Dopo le dichiarazioni del ministro dell’Interno Horst Seehofer, secondo le quali «la strategia di lotta al Coronavirus della Ministerpräsidentenkonferenz è fallita» (Süddeutsche Zeitung, 30.3.2021) e dopo il rimpallo di accuse e responsabilità fra la cancelliera e alcuni ministri presidenti, che per alcuni giorni ha infiammato il dibattito pubblico, venerdì 9 aprile si è arrivati all’annuncio ufficiale della vice portavoce del governo Ulrike Demmer: Bund und Länder hanno trovato l’accordo per rafforzare il ruolo dello Stato federale nella battaglia contro il coronavirus. Ciò accadrà attraverso lo strumento, già disponibile dal 2000, della Infektionsschutzgesetz (Legge sulla protezione dalle malattie infettive) che, come ha annunciato il governo federale, deve essere solo ridiscussa ed emendata in parlamento e quindi anche nel Bundesrat, l’organo attraverso il quale gli Stati membri partecipano al processo legislativo.

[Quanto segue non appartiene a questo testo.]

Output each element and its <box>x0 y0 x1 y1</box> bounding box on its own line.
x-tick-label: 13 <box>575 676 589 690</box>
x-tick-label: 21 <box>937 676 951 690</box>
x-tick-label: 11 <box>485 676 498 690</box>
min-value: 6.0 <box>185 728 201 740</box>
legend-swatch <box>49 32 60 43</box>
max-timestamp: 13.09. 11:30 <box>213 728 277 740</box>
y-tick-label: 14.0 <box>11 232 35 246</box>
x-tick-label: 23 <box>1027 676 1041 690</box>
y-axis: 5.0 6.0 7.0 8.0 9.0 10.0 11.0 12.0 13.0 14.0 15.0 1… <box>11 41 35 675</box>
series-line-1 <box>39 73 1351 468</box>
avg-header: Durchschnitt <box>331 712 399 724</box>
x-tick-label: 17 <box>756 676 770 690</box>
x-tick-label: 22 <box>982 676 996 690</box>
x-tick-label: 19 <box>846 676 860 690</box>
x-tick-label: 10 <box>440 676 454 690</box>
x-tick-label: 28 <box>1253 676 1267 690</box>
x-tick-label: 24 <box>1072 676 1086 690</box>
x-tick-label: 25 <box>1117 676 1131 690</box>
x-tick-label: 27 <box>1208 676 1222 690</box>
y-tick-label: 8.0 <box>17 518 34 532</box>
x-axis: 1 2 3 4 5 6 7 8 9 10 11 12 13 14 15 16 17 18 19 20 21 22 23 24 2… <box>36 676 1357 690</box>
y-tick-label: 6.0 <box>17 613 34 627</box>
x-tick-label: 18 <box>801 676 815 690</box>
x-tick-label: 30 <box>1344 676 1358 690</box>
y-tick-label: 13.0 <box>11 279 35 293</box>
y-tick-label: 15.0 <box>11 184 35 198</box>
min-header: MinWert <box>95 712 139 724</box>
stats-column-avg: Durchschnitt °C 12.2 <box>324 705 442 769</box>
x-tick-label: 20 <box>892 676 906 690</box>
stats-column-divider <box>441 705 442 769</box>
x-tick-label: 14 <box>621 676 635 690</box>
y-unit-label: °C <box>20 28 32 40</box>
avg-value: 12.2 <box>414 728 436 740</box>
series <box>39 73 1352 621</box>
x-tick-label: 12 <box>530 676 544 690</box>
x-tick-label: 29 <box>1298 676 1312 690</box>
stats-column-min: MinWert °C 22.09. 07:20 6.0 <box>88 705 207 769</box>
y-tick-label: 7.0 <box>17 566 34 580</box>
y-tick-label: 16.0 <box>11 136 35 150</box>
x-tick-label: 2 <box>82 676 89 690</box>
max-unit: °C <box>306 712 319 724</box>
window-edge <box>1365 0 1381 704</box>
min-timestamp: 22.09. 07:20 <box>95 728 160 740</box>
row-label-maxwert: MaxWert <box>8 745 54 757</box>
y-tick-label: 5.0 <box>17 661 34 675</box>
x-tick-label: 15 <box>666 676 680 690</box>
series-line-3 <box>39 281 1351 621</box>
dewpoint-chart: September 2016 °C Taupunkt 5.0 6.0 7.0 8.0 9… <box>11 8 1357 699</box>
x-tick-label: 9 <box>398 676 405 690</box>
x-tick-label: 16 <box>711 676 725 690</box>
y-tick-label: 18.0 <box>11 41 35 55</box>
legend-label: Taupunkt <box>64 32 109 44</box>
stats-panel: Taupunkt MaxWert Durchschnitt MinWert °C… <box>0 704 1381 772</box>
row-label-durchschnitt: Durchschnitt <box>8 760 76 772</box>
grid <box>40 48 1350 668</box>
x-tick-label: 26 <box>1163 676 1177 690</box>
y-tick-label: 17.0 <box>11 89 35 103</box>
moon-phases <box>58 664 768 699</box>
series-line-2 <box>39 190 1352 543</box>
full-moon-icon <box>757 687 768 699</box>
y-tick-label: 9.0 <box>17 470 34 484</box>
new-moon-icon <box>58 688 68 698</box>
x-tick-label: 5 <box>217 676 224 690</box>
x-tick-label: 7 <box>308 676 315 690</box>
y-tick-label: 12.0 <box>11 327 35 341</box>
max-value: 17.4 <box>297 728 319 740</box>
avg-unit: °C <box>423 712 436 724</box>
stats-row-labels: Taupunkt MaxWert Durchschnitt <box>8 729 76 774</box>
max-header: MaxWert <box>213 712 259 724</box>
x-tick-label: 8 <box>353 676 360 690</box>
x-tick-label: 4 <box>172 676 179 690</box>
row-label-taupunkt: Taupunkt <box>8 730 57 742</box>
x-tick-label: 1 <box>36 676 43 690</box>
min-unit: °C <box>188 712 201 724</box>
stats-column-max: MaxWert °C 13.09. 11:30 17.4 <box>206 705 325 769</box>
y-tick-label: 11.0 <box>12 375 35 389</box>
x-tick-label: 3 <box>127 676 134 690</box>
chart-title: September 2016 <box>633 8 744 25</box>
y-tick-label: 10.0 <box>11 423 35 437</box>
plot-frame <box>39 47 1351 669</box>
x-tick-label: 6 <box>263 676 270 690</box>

Nella motivazione di fondo del progetto di modifica della legge si dice che «si introduce un freno di emergenza obbligatorio a livello nazionale a partire da un tasso di incidenza sui sette giorni superiore a 100. Se il numero di nuove infezioni con il coronavirus Sars-CoV-2 per 100.000 abitanti supera per tre giorni consecutivi la soglia di 100 in un Land o una città-Stato, vi si applicano misure supplementari proporzionate a partire dal giorno successivo”. Le presunte misure “proporzionate”, che si basano solo sul valore arbitrario dell’incidenza, includono un coprifuoco notturno e una rigida restrizione dei contatti. Il progetto di legge del governo su una modifica della Infektionsschutzgesetz ha trovato però già i suoi oppositori, che hanno evidenziato il carattere di incostituzionalità della legge. Infatti, come scrive il Berliner Zeitung nella sua edizione online del 13 aprile 2021, «la prevista legge è già di per incostituzionale, perché introduce misure che non rispettano l’essenza di molti diritti fondamentali, utilizzando un criterio di incidenza che, come ha reso noto il Bundestag a marzo, non può essere preso come unico e solo valore assoluto» (Jessica Hamed, Berliner Zeitung, 13.4.2021

L’obiettivo che si pone ora (ad un anno dallo scoppio dell’epidemia in Germania) il governo tedesco con la Infektionsschutzgesetz è quello, come fa sapere il ministro delle Finanze Olaf Scholz, di offrire «più chiarezza e trasparenza per i cittadini» (Der Tagesspiegel, 10 aprile 2021). Dalle prime reazioni politiche, la strada non sembra essere in discesa per la cancelliera Merkel, che, forse, a tutto pensava meno al fatto che gli ultimi mesi della sua carriera politica sarebbero stati anche quelli più difficili.